Unlike federal student loans for undergrads, Direct PLUS loans require a credit check. So, if you have bad credit, you might need to ask someone to act as an endorser on your loan. You might qualify on your own if you have extenuating circumstances, such as:
- There are errors on your credit report.
- You had an account in collections but have recently paid it off.
- You had a wage garnishment, but it’s been released.
- You defaulted on a federal student loan but have since consolidated it, and it’s no longer in default.
- You went through bankruptcy but can prove that it was discharged more than five years ago.
If you do get approved for a Direct PLUS Loan for the current academic year, you’ll pay an upfront loan fee of 4.236%, which the Department of Education will deduct from your loan disbursement. So, if you’re approved for a $10,000 loan, you would actually receive $9,576.40.
Also, if you get approved before July 1, 2020, you’ll pay a fixed interest rate of 7.08% on your Direct PLUS Loan.
The federal government doesn’t generally offer the best interest rates and fees for Ph.D. student loans, but it does offer some special perks.
For example, you’ll be eligible for the various income-driven repayment (IDR) plans. These can help you keep your monthly payments affordable. And depending on your career plans, you might also qualify for Public Service Loan Forgiveness (PSLF).
Private student loans
While private student loans don’t qualify for IDR plans or the PSLF program, they can offer lower interest rates and fees.
Several private student loan companies offer Ph.D. loans, including College Ave, CommonBond, and Citizens Bank. Also, online marketplaces such as LendKey can help you find regional banks and credit unions with funding options.

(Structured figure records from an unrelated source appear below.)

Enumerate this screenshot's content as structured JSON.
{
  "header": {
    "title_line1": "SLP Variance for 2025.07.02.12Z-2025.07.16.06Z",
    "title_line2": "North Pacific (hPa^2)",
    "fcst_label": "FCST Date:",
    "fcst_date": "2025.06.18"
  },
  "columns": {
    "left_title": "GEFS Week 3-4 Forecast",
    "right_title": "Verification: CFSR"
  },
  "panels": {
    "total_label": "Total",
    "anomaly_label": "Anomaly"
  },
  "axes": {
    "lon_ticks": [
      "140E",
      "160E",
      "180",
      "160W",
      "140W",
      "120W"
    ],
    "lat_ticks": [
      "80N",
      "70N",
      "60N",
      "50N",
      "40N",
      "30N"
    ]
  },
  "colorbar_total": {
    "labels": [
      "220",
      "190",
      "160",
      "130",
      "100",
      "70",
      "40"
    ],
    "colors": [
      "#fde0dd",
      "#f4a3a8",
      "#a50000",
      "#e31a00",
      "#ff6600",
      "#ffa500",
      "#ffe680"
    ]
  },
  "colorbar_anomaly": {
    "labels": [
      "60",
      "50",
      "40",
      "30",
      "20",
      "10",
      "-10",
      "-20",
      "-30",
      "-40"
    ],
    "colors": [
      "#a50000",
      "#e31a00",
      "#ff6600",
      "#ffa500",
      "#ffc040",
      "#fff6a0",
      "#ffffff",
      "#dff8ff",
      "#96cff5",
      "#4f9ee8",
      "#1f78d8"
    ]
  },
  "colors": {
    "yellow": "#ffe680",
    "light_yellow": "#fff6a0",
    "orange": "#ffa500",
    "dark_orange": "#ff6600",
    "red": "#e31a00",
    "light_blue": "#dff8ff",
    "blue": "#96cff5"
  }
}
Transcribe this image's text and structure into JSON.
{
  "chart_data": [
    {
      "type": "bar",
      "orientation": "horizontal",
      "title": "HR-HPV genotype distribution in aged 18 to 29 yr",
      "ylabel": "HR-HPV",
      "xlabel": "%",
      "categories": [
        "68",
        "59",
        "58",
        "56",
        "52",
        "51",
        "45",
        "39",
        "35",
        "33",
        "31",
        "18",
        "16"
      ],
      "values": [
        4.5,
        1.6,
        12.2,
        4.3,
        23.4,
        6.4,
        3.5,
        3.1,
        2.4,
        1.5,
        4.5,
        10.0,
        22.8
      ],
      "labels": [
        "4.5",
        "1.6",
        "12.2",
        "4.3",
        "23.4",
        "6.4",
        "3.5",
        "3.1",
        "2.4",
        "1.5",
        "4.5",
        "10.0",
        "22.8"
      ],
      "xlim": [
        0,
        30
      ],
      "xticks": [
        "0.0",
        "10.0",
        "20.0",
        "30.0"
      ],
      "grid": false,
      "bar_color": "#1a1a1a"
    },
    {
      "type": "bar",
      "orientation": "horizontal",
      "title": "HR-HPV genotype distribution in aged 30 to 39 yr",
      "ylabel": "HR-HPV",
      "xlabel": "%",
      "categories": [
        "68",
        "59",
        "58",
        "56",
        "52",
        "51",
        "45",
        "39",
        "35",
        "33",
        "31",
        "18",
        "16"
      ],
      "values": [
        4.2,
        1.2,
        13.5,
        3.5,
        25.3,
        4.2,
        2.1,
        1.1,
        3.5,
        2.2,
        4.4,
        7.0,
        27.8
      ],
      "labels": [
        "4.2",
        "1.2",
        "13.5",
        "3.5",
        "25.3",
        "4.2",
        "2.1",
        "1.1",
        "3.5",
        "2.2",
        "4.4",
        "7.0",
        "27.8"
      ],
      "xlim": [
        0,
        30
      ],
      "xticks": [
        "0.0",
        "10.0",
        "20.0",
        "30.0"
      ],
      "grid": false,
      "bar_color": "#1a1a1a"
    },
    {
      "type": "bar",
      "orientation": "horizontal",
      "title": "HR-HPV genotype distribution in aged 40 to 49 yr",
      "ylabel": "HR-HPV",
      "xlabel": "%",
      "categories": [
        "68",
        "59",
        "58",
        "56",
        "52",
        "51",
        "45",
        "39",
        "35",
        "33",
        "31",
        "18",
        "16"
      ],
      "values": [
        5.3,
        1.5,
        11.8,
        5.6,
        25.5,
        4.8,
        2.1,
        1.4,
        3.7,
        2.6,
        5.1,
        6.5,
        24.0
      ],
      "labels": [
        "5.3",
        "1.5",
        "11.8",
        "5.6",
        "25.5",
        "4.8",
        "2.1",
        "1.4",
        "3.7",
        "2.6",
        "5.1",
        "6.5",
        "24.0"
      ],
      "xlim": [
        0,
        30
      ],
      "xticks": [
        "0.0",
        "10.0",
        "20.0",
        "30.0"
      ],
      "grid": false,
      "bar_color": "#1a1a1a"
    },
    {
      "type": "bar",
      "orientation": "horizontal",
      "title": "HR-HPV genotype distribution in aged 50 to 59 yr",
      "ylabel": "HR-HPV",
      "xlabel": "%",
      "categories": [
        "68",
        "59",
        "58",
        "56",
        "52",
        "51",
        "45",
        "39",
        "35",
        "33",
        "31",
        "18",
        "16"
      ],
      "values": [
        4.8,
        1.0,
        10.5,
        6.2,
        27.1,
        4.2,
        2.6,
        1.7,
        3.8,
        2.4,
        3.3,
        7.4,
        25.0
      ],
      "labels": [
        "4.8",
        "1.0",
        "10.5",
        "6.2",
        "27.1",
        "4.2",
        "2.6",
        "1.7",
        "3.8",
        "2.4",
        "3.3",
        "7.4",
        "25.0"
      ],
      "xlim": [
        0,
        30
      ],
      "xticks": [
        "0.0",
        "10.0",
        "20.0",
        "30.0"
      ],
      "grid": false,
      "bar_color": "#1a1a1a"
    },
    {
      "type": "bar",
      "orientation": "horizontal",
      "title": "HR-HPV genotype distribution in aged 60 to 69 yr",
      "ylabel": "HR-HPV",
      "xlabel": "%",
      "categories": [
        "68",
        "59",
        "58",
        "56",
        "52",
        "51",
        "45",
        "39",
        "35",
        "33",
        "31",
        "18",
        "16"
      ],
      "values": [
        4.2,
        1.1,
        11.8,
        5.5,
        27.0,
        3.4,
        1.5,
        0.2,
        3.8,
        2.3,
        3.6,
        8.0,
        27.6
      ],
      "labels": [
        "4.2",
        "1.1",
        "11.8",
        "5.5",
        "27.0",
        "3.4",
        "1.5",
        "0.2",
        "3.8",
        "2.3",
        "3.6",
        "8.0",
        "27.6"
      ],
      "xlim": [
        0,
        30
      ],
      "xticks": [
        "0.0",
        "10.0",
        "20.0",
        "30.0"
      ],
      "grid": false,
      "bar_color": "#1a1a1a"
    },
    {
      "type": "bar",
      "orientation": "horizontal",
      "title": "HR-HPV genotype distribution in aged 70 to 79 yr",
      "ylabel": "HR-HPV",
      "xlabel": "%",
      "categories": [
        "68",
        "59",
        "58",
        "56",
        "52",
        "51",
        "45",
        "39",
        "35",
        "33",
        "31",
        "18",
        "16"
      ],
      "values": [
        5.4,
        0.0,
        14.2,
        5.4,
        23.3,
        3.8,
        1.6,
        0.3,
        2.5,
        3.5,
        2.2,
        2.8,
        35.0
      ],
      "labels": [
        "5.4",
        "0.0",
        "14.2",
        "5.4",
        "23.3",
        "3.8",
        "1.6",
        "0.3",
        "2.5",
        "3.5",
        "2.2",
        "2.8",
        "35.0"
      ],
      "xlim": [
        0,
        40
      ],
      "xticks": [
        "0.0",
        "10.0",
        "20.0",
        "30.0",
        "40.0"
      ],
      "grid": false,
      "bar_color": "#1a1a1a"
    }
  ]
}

Here’s an idea of what type of interest rates you can expect:
|Variable Interest Rates||Fixed Interest Rates|
|CommonBond||3.80% - 9.36%||3.74% - 10.74%|
|Citizens Bank||5.86% - 13.11%||4.44% - 11.94%|
|College Ave||4.99% - 15.32%||4.44% - 15.32%|
|LendKey||Starting at 5.21%||Starting at 4.89%|
Many of these lenders don’t charge a loan fee. So, if you borrow $10,000, you’ll get the full amount. And depending on the lender, you might also get access to other features. For example, some offer an interest rate reduction for setting up automatic payments.
Others offer cosigner release, which allows you to remove your cosigner from the loan after a few years of on-time payments and a second eligibility check.
Some of these lenders offer both fixed and variable interest rates, giving you more flexibility in how you pay back your loans. You can compare private Ph.D. student loans and weigh their costs and features against federal options.
Other ways to pay for your Ph.D. program
Financing your education is always an option, but the fewer loans you take out, the better. To limit your debt, consider these other funding options:
- Scholarships and grants
- University-based or external fellowships
- Research or teaching assistantships
- Employer tuition reimbursement
- Federal work-study
Research each of these options in advance. Find out how much money, if any, you’ll need to cover your education. Then, compare Ph.D. student loans from private lenders and the Department of Education.
As you do your due diligence, you’ll have a better chance of finishing your Ph.D. program with less debt and lower monthly payments. That could make it easier to eliminate your debt once you start your career.